All I can say is that this hasn't been my experience. It's not just that Rails makes good use of Ruby to define and use several internal DSLs (for validations, associations, etc.), or that many plugins do the same for other purposes (HAML for markup). The large rails app I use at work also has a few special-purpose internal DSLs of its own (for instance, to express permissioning restrictions), and they've made some things a whole lot easier to deal with.

These are features that can make a real mess, if abused, but bad programmers can make a mess in any language. The only real cure for that is to have programmers who have good enough judgment to avoid mistakes most of the time, and code review processes solid enough to catch the mistakes they make on their inevitable off days.

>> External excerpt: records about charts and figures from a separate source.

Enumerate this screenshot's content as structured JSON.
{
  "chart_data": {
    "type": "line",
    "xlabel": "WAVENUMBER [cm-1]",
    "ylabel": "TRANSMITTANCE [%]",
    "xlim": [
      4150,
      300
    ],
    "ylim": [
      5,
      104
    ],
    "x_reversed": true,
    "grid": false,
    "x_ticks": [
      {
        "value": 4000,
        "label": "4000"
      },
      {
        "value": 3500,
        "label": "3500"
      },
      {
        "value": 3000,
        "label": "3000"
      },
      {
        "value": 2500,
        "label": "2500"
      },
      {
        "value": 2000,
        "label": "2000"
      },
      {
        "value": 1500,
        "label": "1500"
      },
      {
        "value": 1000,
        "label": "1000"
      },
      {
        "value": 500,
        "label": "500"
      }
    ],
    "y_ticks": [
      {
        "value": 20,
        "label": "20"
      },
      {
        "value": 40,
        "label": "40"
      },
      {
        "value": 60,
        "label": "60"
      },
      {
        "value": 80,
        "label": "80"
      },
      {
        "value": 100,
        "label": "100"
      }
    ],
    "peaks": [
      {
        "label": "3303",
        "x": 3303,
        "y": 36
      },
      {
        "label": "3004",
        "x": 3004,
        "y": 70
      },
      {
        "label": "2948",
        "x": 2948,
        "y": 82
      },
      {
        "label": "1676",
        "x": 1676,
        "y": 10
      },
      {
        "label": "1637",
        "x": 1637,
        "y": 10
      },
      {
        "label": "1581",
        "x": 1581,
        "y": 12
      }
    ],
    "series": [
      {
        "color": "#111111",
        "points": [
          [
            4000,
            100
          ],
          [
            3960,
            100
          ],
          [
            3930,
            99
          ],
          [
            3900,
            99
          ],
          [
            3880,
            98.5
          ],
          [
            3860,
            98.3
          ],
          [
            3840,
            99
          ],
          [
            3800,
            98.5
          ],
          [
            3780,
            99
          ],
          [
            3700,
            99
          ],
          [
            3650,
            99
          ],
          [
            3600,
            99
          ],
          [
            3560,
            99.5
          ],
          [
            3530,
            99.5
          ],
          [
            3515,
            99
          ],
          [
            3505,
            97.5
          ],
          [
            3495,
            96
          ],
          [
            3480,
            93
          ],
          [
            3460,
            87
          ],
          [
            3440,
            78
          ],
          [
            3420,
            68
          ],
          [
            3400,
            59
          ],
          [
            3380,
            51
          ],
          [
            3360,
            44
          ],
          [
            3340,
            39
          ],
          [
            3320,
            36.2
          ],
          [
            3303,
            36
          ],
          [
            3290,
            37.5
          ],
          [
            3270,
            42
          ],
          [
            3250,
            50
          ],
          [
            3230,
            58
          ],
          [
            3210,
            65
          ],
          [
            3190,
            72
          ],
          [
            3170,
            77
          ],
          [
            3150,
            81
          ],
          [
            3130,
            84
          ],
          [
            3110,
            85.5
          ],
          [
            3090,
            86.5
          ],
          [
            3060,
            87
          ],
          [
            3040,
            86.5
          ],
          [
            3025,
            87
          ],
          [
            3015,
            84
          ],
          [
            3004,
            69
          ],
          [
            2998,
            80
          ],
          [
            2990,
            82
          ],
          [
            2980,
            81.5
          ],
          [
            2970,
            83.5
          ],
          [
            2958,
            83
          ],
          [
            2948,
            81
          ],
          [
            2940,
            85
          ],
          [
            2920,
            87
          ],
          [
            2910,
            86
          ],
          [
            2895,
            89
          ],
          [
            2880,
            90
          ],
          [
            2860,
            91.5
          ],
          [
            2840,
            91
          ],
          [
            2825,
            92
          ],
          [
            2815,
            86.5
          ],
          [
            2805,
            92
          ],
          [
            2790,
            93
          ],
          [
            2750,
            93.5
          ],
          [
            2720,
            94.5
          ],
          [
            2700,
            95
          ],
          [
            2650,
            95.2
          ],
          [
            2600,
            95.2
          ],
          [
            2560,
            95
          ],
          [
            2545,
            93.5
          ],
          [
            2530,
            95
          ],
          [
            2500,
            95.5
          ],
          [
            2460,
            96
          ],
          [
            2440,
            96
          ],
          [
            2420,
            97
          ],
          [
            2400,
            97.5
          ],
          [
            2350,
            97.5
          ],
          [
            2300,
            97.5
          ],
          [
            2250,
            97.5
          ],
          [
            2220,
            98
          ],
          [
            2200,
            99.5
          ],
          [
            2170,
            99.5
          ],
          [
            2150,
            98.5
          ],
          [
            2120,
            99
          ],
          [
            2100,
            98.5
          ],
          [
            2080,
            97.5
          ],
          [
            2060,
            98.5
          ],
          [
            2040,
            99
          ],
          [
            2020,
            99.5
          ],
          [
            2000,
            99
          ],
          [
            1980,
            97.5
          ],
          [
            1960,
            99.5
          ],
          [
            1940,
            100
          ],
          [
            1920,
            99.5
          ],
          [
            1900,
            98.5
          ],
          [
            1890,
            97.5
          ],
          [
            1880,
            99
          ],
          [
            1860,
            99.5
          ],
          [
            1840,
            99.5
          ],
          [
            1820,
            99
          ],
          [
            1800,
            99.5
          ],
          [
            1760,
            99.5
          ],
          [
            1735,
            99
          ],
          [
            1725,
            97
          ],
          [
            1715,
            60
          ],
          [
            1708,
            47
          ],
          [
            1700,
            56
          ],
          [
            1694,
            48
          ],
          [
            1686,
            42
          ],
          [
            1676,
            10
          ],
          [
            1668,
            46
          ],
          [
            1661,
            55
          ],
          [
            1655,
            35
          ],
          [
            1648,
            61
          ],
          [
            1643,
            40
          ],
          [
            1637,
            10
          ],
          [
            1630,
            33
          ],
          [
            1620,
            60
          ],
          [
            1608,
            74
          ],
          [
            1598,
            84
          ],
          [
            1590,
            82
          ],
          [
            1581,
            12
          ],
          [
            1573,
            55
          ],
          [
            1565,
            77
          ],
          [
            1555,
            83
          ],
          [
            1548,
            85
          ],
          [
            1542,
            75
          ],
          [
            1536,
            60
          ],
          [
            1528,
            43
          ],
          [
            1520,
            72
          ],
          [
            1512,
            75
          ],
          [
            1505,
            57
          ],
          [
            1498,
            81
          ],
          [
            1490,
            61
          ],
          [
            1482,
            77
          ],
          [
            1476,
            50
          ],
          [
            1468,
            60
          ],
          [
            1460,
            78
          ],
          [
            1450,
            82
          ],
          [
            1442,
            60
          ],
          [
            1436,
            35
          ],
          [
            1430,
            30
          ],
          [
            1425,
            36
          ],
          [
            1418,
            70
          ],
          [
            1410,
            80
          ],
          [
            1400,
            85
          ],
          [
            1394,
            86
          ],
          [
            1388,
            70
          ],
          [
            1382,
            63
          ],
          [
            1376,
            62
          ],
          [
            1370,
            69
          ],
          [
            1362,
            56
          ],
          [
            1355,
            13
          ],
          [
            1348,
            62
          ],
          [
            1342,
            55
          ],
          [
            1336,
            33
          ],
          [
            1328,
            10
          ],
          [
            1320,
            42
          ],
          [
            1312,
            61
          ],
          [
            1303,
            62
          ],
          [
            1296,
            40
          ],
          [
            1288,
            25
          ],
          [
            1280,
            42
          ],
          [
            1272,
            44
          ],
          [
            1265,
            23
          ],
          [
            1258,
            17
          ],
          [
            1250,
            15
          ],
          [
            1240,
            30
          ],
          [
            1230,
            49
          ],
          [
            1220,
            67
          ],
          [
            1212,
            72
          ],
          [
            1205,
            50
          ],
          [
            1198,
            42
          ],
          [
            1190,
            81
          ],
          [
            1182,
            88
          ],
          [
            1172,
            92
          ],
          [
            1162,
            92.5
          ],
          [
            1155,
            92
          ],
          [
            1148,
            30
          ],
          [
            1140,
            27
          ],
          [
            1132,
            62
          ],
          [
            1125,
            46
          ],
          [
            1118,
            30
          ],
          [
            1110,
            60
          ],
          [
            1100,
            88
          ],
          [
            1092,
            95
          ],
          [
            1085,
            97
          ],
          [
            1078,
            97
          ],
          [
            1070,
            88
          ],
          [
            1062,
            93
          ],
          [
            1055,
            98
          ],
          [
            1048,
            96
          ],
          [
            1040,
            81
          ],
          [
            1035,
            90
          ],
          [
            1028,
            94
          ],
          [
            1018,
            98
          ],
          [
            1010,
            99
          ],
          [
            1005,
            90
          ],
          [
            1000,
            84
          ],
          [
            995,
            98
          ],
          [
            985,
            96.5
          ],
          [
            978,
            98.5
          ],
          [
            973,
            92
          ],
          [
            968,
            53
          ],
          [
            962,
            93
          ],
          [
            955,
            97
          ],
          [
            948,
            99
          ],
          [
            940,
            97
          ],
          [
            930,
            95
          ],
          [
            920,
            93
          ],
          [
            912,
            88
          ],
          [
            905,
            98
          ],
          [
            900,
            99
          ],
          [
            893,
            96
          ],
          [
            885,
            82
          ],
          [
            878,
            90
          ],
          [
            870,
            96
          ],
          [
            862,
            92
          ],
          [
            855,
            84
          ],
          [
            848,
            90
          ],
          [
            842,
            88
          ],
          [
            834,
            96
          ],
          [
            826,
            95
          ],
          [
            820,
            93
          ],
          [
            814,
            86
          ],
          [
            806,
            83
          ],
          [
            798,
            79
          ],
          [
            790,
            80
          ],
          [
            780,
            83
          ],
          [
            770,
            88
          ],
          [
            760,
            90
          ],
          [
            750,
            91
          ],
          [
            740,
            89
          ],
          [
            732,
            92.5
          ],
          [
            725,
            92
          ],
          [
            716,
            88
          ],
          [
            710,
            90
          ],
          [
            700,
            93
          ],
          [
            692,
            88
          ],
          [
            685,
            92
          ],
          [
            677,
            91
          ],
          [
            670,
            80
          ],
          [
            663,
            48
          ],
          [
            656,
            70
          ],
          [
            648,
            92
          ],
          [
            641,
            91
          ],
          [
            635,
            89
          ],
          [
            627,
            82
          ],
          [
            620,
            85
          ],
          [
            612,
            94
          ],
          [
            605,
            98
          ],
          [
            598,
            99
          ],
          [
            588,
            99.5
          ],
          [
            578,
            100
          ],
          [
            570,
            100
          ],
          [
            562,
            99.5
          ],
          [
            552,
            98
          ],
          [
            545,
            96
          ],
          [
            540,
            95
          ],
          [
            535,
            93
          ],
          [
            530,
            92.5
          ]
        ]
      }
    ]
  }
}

(Besides which, even raw Java isn't entirely free of "undesirable" flexibility these days. There are lots of setups these days in which annotations are used to augment or alter core language semantics, with the aid of runtime bytecode generation. I happen to think that's a good thing for their users. But I suppose one could disagree.)




bad programmers can make a mess in any language

My experience is that inexpressive or hobbling languages encourage good programmers to make a mess as well! To give an absurd example, I remember working with a dialect of BASIC that did not support recursion (this would have been the 1970s). To write a "Towers of Hanoi" solver, I had to greenspun my own procedure argument stack. While this is a useful learning exercise, greenspunning your own language features in an inexpressive language inevitably leads to half-baked implementations.

And that is what I see with modern Java: lots and lots of things greenspun on top of the language in half-baked ways. There is just as much functionality code in a complex Java application as there is in a complex Scala application, but in the Java application the domain-specific code sits on top of a rickety tower of awkward implementations and work-arounds.